Charles Levy implies a slight in his opinion of this remarkable creature when he  describes the bat’s brain by weight.  Admittedly, only ten milligrams for a brain is only a tiny fraction of the weight of the brain an average human carries around in their head, is around three pounds.

On the other hand, I’ve learned there are some birds that seem to be a bit smarter than some people I know — maybe that’s why the expression “bird brain” has been frequently used as an insult because of the human’s advantage in brain size. But we don’t use most of our brains. And we often describe animals as “dumb”, but consider the fact that a bat can naturally accomplish a number of things which a human cannot, without help.

Sure, humans can fly, but not without airplanes or wingsuits. We can mimic the bat’s ability to echo locate by using sonar and radar equipment built by intelligent humans, but we can’t safely navigate by air, land, or water without being able to see where we are going or special devices specifically developed to assist us in those tasks.

By comparison, the bat’s brain seems to be perfectly designed for it’s body. After all, if a bat had a three pound brain, it wouldn’t be able to fly.

Do bats serve a purpose?  Of course they do.  Many different types of bats eat insects. Keeping the insect population under control seems to be a valuable function to provide the overall environment, especially since Rachel Carson’s inflammatory book started the movement that led to the ban on DDT.

Any birth defects allegedly prevented by the ban on DDT are easily negated by the estimated sixty million needless deaths due to malaria and other insect-born diseases estimated to have occurred since the ban on DDT was instituted by the Environmental Protection Agency in 1972.

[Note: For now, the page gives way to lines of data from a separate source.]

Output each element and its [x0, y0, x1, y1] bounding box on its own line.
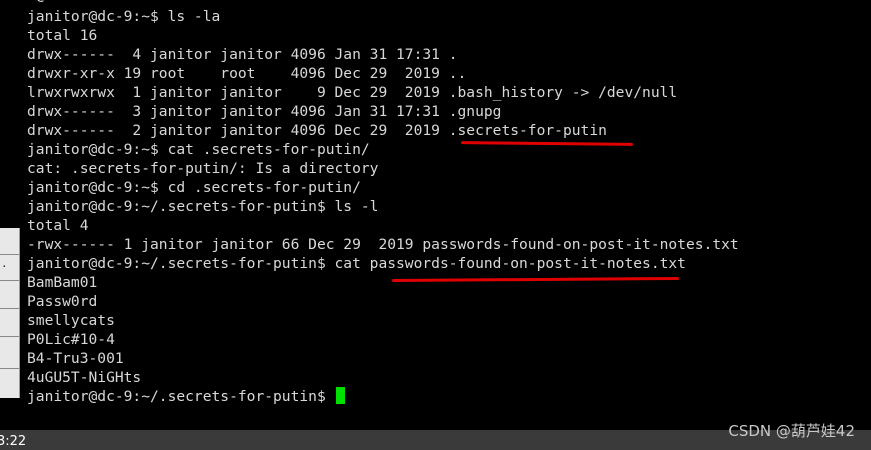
- panel-marker: .: [1, 257, 8, 270]
- panel-divider: [0, 280, 19, 281]
- text-cursor: [335, 387, 345, 404]
- prompt-line[interactable]: janitor@dc-9:~/.secrets-for-putin$: [27, 387, 867, 406]
- panel-divider: [0, 336, 19, 337]
- password-line: 4uGU5T-NiGHts: [27, 369, 142, 386]
- terminal-line: lrwxrwxrwx 1 janitor janitor 9 Dec 29 20…: [27, 84, 678, 101]
- terminal-line: drwx------ 4 janitor janitor 4096 Jan 31…: [27, 46, 458, 63]
- terminal-line: ^C: [27, 0, 867, 7]
- terminal-line: cat: .secrets-for-putin/: Is a directory: [27, 160, 379, 177]
- terminal-output[interactable]: ^C janitor@dc-9:~$ ls -la total 16 drwx-…: [27, 0, 867, 406]
- terminal-line: janitor@dc-9:~$ ls -la: [27, 8, 221, 25]
- side-panel[interactable]: .: [0, 228, 20, 398]
- password-line: B4-Tru3-001: [27, 350, 124, 367]
- terminal-window[interactable]: . ^C janitor@dc-9:~$ ls -la total 16 drw…: [0, 0, 871, 450]
- prompt-text: janitor@dc-9:~/.secrets-for-putin$: [27, 388, 335, 405]
- terminal-line: janitor@dc-9:~/.secrets-for-putin$ ls -l: [27, 198, 379, 215]
- terminal-line: drwxr-xr-x 19 root root 4096 Dec 29 2019…: [27, 65, 467, 82]
- password-line: Passw0rd: [27, 293, 98, 310]
- terminal-line: -rwx------ 1 janitor janitor 66 Dec 29 2…: [27, 236, 739, 253]
- terminal-line: drwx------ 3 janitor janitor 4096 Jan 31…: [27, 103, 502, 120]
- password-line: P0Lic#10-4: [27, 331, 115, 348]
- terminal-line: total 4: [27, 217, 89, 234]
- panel-divider: [0, 368, 19, 369]
- terminal-line: drwx------ 2 janitor janitor 4096 Dec 29…: [27, 122, 607, 139]
- terminal-line: total 16: [27, 27, 98, 44]
- panel-divider: [0, 308, 19, 309]
- watermark: CSDN @葫芦娃42: [728, 422, 855, 440]
- password-line: BamBam01: [27, 274, 98, 291]
- terminal-line: janitor@dc-9:~$ cd .secrets-for-putin/: [27, 179, 361, 196]
- password-line: smellycats: [27, 312, 115, 329]
- terminal-line: janitor@dc-9:~$ cat .secrets-for-putin/: [27, 141, 370, 158]
- panel-divider: [0, 254, 19, 255]
- status-time: 3:22: [0, 434, 27, 449]
- terminal-line: janitor@dc-9:~/.secrets-for-putin$ cat p…: [27, 255, 686, 272]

DDT has been proved to be much safer than Carson’s book Silent Spring claimed. To prove how safe the pesticide actually is, some scientists have actually drunk supposedly lethal amounts of DDT on camera, with no ill effect. As reported in Ecoworld’s website by chemist Edward Wheeler, DDT is very safe and effective. However, for too many people, real truth doesn’t matter anymore.

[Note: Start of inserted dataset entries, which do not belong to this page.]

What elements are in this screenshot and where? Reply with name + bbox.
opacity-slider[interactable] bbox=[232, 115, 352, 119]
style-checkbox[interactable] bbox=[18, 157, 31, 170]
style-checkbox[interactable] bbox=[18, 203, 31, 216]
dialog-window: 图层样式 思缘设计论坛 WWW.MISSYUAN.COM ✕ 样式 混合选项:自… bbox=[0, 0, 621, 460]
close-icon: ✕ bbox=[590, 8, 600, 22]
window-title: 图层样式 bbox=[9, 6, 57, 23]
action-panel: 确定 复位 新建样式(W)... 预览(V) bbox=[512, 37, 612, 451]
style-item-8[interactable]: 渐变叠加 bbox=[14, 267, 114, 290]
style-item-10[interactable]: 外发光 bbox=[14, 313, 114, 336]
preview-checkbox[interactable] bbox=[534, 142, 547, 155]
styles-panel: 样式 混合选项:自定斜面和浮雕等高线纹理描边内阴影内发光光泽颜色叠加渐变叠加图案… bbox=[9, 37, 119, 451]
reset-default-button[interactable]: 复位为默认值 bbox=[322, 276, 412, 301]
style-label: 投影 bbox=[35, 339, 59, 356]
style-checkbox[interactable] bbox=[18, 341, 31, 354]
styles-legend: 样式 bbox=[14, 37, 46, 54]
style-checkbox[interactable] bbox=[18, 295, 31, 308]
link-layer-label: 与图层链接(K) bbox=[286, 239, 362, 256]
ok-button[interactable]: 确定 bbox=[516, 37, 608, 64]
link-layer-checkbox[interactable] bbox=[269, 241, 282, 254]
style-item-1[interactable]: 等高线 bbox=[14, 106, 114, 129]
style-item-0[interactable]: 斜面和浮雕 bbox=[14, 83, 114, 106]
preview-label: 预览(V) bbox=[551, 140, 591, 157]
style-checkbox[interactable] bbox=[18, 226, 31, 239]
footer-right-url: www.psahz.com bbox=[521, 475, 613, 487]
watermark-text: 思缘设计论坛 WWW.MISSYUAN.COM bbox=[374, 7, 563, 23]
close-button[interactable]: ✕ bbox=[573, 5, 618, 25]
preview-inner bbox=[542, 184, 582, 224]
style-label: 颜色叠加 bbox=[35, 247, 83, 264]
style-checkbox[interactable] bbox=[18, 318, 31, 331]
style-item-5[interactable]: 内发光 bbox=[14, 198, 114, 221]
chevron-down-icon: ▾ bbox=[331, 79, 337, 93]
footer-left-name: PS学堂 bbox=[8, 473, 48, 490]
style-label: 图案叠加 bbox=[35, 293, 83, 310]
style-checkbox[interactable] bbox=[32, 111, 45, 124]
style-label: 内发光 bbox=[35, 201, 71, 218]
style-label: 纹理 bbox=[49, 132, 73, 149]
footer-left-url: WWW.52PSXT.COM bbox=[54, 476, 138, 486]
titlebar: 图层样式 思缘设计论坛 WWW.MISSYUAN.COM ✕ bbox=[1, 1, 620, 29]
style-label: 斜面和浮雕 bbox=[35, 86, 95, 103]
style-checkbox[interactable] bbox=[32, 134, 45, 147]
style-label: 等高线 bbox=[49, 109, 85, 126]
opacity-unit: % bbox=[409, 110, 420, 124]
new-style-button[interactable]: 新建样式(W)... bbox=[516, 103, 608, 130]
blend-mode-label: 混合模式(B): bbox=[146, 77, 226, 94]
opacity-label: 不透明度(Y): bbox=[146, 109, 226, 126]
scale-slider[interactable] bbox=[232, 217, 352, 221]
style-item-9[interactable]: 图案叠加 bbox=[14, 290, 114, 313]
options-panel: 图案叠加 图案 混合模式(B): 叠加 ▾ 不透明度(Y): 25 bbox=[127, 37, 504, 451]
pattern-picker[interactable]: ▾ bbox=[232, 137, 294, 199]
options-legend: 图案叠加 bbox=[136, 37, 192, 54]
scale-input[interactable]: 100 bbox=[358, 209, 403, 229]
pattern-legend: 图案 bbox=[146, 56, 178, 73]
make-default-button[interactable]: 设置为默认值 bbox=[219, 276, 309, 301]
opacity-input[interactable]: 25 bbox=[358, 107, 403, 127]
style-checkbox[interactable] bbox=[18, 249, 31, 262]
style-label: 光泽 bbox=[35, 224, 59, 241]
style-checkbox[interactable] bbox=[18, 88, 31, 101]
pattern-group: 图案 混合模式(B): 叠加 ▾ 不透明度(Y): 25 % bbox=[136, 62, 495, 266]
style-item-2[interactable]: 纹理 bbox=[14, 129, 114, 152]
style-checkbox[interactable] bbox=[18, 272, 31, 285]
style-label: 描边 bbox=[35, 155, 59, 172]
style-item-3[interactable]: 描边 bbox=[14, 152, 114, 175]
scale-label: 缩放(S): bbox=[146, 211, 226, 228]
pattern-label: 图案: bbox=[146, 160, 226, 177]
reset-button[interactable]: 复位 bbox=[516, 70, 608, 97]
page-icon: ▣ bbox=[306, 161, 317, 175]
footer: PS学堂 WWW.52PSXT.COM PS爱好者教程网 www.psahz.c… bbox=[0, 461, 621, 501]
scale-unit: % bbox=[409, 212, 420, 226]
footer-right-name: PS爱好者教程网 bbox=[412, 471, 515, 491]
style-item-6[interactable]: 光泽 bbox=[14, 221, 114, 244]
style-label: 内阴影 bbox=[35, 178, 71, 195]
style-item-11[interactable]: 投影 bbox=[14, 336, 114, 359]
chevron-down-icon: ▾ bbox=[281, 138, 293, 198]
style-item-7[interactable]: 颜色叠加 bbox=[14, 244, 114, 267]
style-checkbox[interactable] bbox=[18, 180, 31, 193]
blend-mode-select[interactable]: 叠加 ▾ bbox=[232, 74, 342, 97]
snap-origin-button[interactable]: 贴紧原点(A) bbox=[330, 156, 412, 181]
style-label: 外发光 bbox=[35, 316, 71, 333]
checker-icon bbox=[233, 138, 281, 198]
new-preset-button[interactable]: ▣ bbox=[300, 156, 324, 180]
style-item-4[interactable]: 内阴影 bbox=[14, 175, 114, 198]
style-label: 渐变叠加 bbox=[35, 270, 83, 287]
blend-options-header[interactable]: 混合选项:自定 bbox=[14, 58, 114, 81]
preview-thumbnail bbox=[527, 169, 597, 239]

Yet for those same people (and especially the eco-warriors), once they have made up their mind that something is bad for the environment, it becomes immutable. No matter how powerful or convincing that contradictory evidence may be, they can no longer be convinced of the truth.

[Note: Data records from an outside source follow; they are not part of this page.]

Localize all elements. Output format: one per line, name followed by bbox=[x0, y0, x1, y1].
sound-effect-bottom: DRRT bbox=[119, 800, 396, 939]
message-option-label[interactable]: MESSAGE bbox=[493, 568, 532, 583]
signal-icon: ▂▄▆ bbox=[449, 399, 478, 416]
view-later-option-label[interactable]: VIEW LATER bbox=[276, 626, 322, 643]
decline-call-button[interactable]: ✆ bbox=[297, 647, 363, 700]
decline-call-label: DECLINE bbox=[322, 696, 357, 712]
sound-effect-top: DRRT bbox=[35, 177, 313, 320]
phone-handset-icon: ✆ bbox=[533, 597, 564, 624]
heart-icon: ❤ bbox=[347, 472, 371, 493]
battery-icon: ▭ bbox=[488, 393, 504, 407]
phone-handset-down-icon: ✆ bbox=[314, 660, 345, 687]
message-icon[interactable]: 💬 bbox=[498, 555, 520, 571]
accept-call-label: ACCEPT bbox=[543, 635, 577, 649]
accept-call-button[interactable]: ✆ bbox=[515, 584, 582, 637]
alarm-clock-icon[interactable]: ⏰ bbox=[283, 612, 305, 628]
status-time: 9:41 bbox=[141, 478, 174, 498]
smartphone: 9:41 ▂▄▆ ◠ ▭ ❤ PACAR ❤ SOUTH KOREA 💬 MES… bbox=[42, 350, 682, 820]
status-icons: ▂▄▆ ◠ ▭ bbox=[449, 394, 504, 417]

Once they have become convinced that DDT is harmful and dangerous, neither logic, reason, or scientific evidence can convince them otherwise.

Those same people might also believe that carbon dating tests conducted in the late 1980s had proved the Shroud of Turin was a medieval forgery, and they will flatly reject compelling new evidence that established the 1988 tests used a contaminated sample – dismissing the new evidence without even looking at it.

Radical environmentalists would rather believe that the companies that produce the chemical pesticide are inherently evil, and they would rather poison people than help save them. Because of radical environmentalists, it’s no longer politically correct (or legal) to use DDT, and babies in south Florida are being born with horrible birth defects due to the Zika virus instead.

Although it’s also true that bats can carry rabies, the percentage of bats with rabies is quite small, which means the risk of getting rabies from a bat is a lot less than the risk of getting malaria or worse virus from a mosquito bite. So we need bats, because we need fewer mosquitoes.

We must love, cherish and protect our echolocating night-hunting aerial interceptors, because until common sense and solid scientific evidence convince the radical environmentalists that our best weapons against disease already exist, bats are about our best defense against mosquito-born diseases.

rachel-carson-and-silent-spring-radiogreenearth-488Though she probably only meant well, Rachel Carson is allegedly responsible for more deaths than Hitler, Stalin, and the Black Plague combined.

Sixty million people.

The road to Hell really must be paved with “good” intentions…and marked for traffic by “bad” science.